Has started training successfully, following the steps:

  1. download pretrained weight from the README.md
  2. use the path to the pretrained weight as the CHECK_POINT in train_mobilenetdet_on_kitti.sh
  3. modify the file "checkpoint" inside the pretrained weight folder: update the path to local pretrained weight file. For example: model_checkpoint_path: "MobileNet/data/mobilenetdet-model/model.ckpt-906808" all_model_checkpoint_paths: "MobileNet/data/mobilenetdet-model/model.ckpt-906808"

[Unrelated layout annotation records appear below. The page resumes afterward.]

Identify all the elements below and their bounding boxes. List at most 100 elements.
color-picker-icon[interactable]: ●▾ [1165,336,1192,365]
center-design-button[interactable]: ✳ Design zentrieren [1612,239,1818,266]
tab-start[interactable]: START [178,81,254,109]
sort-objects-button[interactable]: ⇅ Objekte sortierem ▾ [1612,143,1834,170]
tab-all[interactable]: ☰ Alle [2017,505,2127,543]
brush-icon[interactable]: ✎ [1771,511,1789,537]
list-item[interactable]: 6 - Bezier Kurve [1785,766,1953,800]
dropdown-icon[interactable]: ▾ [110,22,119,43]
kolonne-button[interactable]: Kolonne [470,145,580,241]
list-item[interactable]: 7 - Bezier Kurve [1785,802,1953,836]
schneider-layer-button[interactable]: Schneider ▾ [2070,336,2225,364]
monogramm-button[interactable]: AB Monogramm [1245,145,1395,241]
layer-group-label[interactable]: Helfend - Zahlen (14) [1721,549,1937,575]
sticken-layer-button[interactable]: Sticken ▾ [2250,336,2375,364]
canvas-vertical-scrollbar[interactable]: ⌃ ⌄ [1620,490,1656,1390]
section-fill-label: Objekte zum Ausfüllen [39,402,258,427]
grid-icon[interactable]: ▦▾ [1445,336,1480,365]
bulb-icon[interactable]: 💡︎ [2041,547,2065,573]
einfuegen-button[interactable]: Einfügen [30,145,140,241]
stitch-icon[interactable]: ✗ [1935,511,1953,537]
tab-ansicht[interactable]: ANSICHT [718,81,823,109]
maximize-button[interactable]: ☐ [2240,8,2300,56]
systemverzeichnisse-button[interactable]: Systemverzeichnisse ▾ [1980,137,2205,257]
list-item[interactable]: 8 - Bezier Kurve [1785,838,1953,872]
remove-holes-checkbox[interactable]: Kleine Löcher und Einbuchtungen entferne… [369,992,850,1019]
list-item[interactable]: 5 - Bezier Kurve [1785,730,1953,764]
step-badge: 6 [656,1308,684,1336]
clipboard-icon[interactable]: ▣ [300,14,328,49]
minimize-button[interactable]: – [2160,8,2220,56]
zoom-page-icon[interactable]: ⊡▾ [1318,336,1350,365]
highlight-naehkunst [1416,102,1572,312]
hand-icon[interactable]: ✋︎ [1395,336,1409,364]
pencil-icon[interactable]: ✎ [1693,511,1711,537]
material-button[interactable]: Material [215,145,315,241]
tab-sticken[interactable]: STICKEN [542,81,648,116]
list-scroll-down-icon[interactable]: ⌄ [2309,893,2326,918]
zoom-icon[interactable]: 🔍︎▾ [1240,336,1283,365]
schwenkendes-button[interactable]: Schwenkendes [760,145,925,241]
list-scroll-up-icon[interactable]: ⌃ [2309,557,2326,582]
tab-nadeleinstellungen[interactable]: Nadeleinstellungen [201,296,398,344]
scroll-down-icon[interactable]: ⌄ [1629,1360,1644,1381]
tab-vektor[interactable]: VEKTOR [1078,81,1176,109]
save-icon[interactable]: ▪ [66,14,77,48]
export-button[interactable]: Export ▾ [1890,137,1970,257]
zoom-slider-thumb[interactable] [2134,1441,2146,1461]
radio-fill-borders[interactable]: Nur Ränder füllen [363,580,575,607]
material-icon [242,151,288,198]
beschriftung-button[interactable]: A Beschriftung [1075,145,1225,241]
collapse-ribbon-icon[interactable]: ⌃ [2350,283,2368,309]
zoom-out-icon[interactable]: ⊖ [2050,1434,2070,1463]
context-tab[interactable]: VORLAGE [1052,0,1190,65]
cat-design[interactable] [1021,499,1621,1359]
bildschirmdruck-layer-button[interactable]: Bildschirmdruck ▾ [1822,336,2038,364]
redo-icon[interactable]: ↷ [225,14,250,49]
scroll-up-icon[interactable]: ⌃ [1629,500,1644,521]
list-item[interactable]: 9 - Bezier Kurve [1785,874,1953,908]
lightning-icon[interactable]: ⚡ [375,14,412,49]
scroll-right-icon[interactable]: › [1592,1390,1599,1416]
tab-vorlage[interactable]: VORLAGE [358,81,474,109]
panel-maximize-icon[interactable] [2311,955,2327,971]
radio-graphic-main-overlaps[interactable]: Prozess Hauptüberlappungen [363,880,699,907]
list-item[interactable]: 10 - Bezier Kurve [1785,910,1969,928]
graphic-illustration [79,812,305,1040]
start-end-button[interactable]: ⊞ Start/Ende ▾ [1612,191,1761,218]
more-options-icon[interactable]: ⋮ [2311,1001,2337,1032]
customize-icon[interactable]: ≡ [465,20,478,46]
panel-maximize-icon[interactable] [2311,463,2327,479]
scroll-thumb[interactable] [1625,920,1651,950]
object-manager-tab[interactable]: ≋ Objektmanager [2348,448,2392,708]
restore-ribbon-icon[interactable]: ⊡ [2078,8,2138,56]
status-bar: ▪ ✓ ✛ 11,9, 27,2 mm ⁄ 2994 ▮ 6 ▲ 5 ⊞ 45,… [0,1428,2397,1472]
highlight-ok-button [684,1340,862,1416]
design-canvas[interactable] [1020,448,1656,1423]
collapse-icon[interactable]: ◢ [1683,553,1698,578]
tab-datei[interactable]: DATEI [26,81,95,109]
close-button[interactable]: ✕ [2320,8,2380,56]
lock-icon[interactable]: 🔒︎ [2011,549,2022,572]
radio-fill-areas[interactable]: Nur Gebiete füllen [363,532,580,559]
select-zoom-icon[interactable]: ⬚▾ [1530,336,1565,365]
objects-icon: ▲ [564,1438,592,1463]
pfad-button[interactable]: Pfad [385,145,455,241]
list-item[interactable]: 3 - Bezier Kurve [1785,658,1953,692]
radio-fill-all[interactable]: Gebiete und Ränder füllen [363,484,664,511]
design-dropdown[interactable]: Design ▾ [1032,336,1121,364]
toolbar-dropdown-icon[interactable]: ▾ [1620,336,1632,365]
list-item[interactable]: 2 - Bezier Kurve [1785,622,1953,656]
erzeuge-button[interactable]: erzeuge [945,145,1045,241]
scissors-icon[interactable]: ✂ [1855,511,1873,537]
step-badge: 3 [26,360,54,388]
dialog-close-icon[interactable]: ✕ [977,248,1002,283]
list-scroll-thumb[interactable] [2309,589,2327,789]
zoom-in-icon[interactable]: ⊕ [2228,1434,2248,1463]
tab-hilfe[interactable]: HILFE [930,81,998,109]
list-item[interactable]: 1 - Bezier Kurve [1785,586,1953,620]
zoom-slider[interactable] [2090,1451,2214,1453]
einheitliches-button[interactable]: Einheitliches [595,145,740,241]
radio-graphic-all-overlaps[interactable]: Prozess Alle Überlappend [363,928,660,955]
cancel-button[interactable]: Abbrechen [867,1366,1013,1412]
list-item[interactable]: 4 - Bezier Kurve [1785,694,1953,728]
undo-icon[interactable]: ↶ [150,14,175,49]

totoroTree avatar Jun 21 '18 09:06 totoroTree

Thank you. This was very valuable advice to me!

suhyung avatar Apr 22 '19 23:04 suhyung

i download pretrained weight from the README.md, but got loss nan. what is the problem do you know?

lijunhong5457 avatar Jun 03 '19 00:06 lijunhong5457

python2 will be fine

lijunhong5457 avatar Jun 03 '19 02:06 lijunhong5457

python2 will be fine

@lijunhong5457 do you mean, after using python2 instead of python3, the nan loss error vanished?

Santara avatar Jun 04 '19 08:06 Santara

yes, when change python3 to python2 , there is no problem to train it. i modify the checkpoint like below: model_checkpoint_path: model.ckpt-906808" all_model_checkpoint_paths: "model.ckpt-906808" and I save the checkpoint to CHECK_POINT folder. it works well.

lijunhon avatar Jun 04 '19 08:06 lijunhon

Thanks for letting me know that, @lijunhong5457 . But I am still facing InvalidArgumentError due to NaNs in the histograms. Have you ever faced that? Here is a snippet.

InvalidArgumentError (see above for traceback): Nan in summary histogram for: MobileNet/conv_ds_3/dw_batch_norm/moving_variance_1
         [[Node: MobileNet/conv_ds_3/dw_batch_norm/moving_variance_1 = HistogramSummary[T=DT_FLOAT, _device="/job:localhost/replica:0/task:0/device:CPU:0"](MobileNet/conv_ds_3/dw_batch_norm/moving_variance_1/tag, MobileNet/conv_ds_3/dw_batch_norm/moving_variance/read)]]
         [[Node: fifo_queue_Dequeue/_1 = _Recv[client_terminated=false, recv_device="/job:localhost/replica:0/task:0/device:GPU:0", send_device="/job:localhost/replica:0/task:0/device:CPU:0", send_device_incarnation=1, tensor_name="edge_56_fifo_queue_Dequeue", tensor_type=DT_FLOAT, _device="/job:localhost/replica:0/task:0/device:GPU:0"]()]]

Santara avatar Jun 04 '19 08:06 Santara

@Santara I think that your checkpoint was improperly modified, resulting in incorrect initial parameter loading. For checkpoint, don't add new lines or spaces manually, just modify them on the original basis. But the premise is that you modify the path so that the program can find the model.

lijunhon avatar Jun 04 '19 09:06 lijunhon

@Santara when you get loss nan, you should clear train_dir to avoid that program load wrong parameter.

lijunhon avatar Jun 04 '19 09:06 lijunhon

Thank you for all the help, @lijunhon - but even after doing everything you suggested, I am still getting NaN in summary histograms. Is it because I am running on a CPU? It should not be, right?

Santara avatar Jun 05 '19 02:06 Santara